It was a day for those who were developmentally disabled to celebrate their achievements, along with the efforts of those who help support and advocate on their behalf.
The Delaware County Board of Developmental Disabilities held its annual “Lifetime of Giving” awards on Friday at a new location, All Shepherd’s Church in Lewis Center. March is “Developmental Disabilities Awareness Month.”
“Just the fact that you’re here to be honored has touched my heart,” said keynote speaker Rep. Andrew Brenner. “You’ve got a place in heaven for the work that you do.”
The winners were:
• For the first time, there were two recipients of the Kathy VanBuskirk Outstanding Service Award — Phil Phillips and Bill Volkhardt. Both men were recognized for directly assisting individuals with developmental disabilities on a routine basis.
• The Nancy Richards Self-Advocate of the Year Award went to Jessi Russell. The award is given to a person with a disability who effectively advocates for themselves. Russell was one of the few winners who spoke, and she simply said, “I’m very honored.”
• The Outstanding Adult Day Service Support Specialist Award went to Kerry Lane. This award goes to a person who teaches and reinforces concepts related to work and non-work activities.
• The Outstanding Advocate award went to Megan Tice, a youngster who used Facebook to enhance the lives of individuals with disabilities.
• The Outstanding Community Employer Award went to Goodwill of Delaware, who has made accommodations for its employees with disabilities.
• The Outstanding Community Partner Award went to Rita Treese. This award goes to a teacher who helps students with disabilities to advance beyond their expectations academically and socially.
• The Outstanding Team was won by Bailey Elementary preschool in Dublin for their collaborative efforts with people who have disabilities.
• The Outstanding Volunteer Award was given to Leah Norris for helping at Special Olympics.
• The Outstanding Community Partner Award went to Nickolas McCoy, an attorney guardian who had the loudest cheering section of the winners.

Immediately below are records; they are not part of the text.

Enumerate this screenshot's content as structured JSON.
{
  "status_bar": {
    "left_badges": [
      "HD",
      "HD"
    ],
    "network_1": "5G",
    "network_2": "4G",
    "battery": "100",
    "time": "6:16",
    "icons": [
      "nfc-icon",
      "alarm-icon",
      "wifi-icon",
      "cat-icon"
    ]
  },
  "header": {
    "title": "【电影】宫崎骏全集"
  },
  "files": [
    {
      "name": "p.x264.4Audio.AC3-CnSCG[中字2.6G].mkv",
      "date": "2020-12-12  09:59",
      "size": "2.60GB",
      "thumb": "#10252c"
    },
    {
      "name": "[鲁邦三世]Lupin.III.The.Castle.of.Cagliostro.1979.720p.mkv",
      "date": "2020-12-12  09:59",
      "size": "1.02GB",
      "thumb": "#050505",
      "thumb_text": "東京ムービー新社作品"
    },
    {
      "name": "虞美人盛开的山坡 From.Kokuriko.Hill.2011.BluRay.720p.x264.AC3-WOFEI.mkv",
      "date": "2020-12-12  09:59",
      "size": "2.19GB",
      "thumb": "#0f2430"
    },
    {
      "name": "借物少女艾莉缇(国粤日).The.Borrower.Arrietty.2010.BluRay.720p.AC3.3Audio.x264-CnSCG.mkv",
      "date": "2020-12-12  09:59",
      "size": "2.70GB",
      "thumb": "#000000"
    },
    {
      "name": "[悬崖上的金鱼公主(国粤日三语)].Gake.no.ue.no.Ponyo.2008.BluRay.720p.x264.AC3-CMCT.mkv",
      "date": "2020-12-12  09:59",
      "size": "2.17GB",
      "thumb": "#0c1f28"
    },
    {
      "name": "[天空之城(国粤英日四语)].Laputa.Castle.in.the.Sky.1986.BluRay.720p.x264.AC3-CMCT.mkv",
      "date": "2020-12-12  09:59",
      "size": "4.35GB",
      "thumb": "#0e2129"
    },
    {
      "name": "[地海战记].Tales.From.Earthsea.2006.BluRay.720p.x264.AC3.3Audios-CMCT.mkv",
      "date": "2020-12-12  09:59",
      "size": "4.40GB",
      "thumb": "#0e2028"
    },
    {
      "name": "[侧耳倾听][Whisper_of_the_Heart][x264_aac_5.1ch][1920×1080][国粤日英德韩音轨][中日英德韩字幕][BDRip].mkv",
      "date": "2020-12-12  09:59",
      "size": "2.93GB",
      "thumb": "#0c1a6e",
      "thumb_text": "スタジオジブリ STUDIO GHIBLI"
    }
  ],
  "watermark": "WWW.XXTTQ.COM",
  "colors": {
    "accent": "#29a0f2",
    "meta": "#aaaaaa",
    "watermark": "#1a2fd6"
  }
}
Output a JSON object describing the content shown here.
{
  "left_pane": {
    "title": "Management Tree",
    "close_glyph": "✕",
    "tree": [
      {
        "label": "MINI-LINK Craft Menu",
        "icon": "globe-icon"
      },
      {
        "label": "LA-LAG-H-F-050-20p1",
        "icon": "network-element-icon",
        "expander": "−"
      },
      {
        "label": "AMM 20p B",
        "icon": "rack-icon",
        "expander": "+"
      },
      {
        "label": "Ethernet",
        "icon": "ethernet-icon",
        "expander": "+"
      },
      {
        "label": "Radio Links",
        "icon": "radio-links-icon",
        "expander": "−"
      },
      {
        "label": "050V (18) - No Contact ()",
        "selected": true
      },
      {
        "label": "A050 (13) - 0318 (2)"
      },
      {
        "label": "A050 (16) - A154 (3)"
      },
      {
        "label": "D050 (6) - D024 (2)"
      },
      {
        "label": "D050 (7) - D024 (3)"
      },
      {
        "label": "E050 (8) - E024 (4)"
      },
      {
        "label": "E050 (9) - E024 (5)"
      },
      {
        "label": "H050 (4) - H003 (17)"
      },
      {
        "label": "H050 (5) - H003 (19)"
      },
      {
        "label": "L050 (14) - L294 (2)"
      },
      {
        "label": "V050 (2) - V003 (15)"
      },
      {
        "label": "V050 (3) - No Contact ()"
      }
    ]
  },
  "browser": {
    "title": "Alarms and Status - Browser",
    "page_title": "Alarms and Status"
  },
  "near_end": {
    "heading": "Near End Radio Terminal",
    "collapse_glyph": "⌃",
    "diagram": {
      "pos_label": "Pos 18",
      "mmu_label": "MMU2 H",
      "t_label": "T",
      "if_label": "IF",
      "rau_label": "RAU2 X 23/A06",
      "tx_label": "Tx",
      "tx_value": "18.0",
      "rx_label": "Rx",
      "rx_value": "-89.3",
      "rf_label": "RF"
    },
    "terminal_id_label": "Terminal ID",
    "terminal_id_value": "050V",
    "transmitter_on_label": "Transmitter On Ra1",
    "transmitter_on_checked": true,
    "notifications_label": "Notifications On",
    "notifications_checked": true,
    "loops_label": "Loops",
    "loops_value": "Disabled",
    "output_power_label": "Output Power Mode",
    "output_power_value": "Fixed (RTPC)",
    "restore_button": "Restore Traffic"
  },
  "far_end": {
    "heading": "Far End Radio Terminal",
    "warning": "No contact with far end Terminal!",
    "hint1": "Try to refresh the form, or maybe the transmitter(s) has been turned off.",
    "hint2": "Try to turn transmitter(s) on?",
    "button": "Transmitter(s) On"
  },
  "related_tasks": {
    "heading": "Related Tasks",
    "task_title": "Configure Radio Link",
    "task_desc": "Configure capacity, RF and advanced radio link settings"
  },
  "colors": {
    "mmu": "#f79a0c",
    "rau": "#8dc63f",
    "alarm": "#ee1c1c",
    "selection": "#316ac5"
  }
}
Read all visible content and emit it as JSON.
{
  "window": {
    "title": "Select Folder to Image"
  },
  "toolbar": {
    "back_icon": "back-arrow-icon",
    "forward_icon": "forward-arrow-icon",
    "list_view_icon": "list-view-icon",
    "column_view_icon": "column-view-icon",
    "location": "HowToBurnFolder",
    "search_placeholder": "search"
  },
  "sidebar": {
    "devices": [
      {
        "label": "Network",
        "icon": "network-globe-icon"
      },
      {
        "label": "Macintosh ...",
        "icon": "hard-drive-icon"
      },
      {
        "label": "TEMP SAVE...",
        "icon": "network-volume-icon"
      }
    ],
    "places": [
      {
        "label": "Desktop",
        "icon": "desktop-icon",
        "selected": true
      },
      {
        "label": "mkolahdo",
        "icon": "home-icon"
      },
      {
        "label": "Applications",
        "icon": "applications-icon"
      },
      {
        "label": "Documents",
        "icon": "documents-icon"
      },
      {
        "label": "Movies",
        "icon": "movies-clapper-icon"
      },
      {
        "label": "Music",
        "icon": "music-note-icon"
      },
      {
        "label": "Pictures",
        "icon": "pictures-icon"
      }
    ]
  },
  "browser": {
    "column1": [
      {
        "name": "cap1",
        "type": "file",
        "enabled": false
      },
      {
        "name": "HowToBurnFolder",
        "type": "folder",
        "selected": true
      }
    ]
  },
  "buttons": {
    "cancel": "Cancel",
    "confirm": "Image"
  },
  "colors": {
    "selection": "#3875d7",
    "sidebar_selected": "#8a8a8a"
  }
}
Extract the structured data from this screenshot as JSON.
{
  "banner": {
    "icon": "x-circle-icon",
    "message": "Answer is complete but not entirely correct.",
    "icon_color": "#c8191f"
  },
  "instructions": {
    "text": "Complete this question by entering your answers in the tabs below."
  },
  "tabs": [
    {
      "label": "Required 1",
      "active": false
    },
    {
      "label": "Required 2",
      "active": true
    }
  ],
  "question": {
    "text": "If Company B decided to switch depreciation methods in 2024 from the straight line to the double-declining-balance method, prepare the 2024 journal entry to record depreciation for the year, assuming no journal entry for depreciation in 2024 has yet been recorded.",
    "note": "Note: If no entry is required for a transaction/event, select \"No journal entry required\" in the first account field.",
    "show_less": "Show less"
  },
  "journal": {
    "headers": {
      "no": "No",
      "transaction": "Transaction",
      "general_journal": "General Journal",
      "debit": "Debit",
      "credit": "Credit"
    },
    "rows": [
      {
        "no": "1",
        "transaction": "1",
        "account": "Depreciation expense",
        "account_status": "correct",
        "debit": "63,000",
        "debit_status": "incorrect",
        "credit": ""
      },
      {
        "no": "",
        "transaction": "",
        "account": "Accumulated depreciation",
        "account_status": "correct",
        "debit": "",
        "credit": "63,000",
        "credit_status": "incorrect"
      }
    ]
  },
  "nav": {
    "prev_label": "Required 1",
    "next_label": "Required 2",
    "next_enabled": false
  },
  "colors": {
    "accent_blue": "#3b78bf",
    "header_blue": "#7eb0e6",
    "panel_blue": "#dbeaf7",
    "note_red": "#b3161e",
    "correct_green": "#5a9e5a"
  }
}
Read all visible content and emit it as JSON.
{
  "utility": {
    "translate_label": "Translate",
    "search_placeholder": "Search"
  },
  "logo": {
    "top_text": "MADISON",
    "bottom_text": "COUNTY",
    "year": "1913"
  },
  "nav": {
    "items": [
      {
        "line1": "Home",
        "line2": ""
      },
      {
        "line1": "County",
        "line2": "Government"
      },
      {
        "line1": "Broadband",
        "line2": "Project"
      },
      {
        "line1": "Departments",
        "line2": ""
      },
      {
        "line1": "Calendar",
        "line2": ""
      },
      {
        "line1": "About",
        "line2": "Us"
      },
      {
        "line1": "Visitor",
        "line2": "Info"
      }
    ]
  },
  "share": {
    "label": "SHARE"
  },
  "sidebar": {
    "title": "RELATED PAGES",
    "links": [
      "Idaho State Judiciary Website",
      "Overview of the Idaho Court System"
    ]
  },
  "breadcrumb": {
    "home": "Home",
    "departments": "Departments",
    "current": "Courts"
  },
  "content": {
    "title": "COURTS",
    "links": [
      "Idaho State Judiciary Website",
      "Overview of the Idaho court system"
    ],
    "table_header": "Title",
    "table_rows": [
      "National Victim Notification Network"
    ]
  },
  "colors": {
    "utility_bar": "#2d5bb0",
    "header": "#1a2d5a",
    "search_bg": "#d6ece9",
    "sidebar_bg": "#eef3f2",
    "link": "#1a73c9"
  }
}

Each winner was nominated by at least one person. In some cases, they received two nominations.
“It is so important that we take the time to recognize those individuals and community members who make a difference in the lives of others,” said Kristine Hodge, superintendent of the board. “We are incredibly lucky to live in a community that is so inclusive to those with disabilities, and we are excited to continue to recognize self-advocates and community members with these awards.”
The event began with a moment of silence for previous superintendent Robert Morgan, who passed away earlier this week.